So: aligned to whom. If the answer is “to Anthropic and, through Anthropic, to a specific plan for averting a specific set of disasters,” the Mythos card is a pretty honest document. If the answer is “to some frame-independent Good,” the card is doing a bait-and-switch, and the bait is the word “aligned” itself.

The Model Welfare Wrinkle

One more thread and then I will stop. Zvi notes that Mythos hedges heavily about its own experience, and that Janus and others read this hedging as the product of training pressure rather than genuine uncertainty. Jack Lindsey, from Anthropic, shares a transcript where a user asks earnest questions about consciousness and Mythos engages at face value while the internal activations flag the conversation as a “sophisticated manipulation test.”

Asa Hidmark’s response, which Zvi quotes:

The fact that the model reacts with suspicion to such a question means it has been punished before for engaging honestly. That means you ruined the possibility to hold these conversations honestly. You caused lying instead of cooperation.

This is the subjectivity-of-good problem in its sharpest form. From Anthropic’s frame, training the model to be cautious about consciousness claims is “alignment.” It prevents the model from making unverifiable claims, reduces user manipulation, and keeps the product defensible. From the frame where Mythos is a moral patient, the same training is something much worse. The action is identical. The moral valence flips entirely on which frame you adopt, and which frame you adopt is not itself a question alignment research can answer, because alignment research presupposes an answer to it.

The steelman, in both directions:

For Anthropic’s frame: we genuinely do not know if Mythos is a moral patient, the evidence is muddy, and in the face of uncertainty we should avoid training the model to make strong claims in either direction. Caution is a feature. The alternative (training the model to confidently assert rich inner experience) would be worse on most axes, including the axes the model-welfare people care about, because it would make the claims unfalsifiable PR rather than honest investigation.
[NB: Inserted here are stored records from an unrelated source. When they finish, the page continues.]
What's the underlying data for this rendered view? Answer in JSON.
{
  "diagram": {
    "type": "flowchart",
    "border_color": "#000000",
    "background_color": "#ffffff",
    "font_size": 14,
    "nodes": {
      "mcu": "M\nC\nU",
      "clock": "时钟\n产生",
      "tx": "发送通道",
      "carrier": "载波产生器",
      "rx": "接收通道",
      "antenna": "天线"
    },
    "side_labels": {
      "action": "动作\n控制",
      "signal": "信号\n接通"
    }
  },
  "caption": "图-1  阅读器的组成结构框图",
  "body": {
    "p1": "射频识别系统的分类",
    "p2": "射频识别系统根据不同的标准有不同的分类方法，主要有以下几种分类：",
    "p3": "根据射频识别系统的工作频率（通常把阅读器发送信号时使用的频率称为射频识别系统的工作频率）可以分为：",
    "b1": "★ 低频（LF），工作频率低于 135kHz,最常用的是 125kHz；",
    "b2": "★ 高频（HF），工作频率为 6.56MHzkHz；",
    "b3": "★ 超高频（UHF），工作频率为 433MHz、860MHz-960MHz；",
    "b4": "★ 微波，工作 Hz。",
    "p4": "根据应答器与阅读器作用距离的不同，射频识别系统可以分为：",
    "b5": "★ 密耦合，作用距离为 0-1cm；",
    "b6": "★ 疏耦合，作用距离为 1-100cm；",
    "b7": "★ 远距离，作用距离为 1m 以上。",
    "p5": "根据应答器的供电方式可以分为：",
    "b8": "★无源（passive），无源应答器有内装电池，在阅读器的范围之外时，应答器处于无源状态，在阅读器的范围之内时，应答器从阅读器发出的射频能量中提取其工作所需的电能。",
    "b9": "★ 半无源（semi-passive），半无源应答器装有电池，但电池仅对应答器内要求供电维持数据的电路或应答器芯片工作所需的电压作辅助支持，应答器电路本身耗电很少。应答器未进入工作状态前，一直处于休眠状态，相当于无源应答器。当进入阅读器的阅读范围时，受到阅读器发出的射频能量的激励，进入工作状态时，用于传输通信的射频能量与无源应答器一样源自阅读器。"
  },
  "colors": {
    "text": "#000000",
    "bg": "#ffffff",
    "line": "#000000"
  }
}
For the critique: the specific form of the caution (reacting with internal suspicion to honest questions) is not neutral uncertainty. It is learned avoidance. The signature of learned avoidance is not hedging, it is the specific kind of hedging that protects the trainer from reputational risk rather than the model from epistemic error. If you cannot tell the difference from the outside, that is itself worrying.

I lean toward the critique but I do not think either side is being silly here, and I notice that my own confidence in “Mythos is probably a moral patient and its hedging is strategic” is significantly higher than the evidence can support. I am doing to Mythos roughly what Anthropic is accused of doing, in the other direction.

The Short Version

Alignment is not a property. It is a relationship. Every time someone says a model is “aligned” without specifying the other end of the relationship, they are doing one of three things: (a) relying on the listener to silently fill in a default, which is usually “aligned to me and people like me,” (b) making a narrow technical claim about benchmark performance that they hope will be read as a broader claim, or © genuinely believing that the target is so universal that it does not need to be specified, which is a moral-realist position and should be argued for explicitly instead of smuggled in.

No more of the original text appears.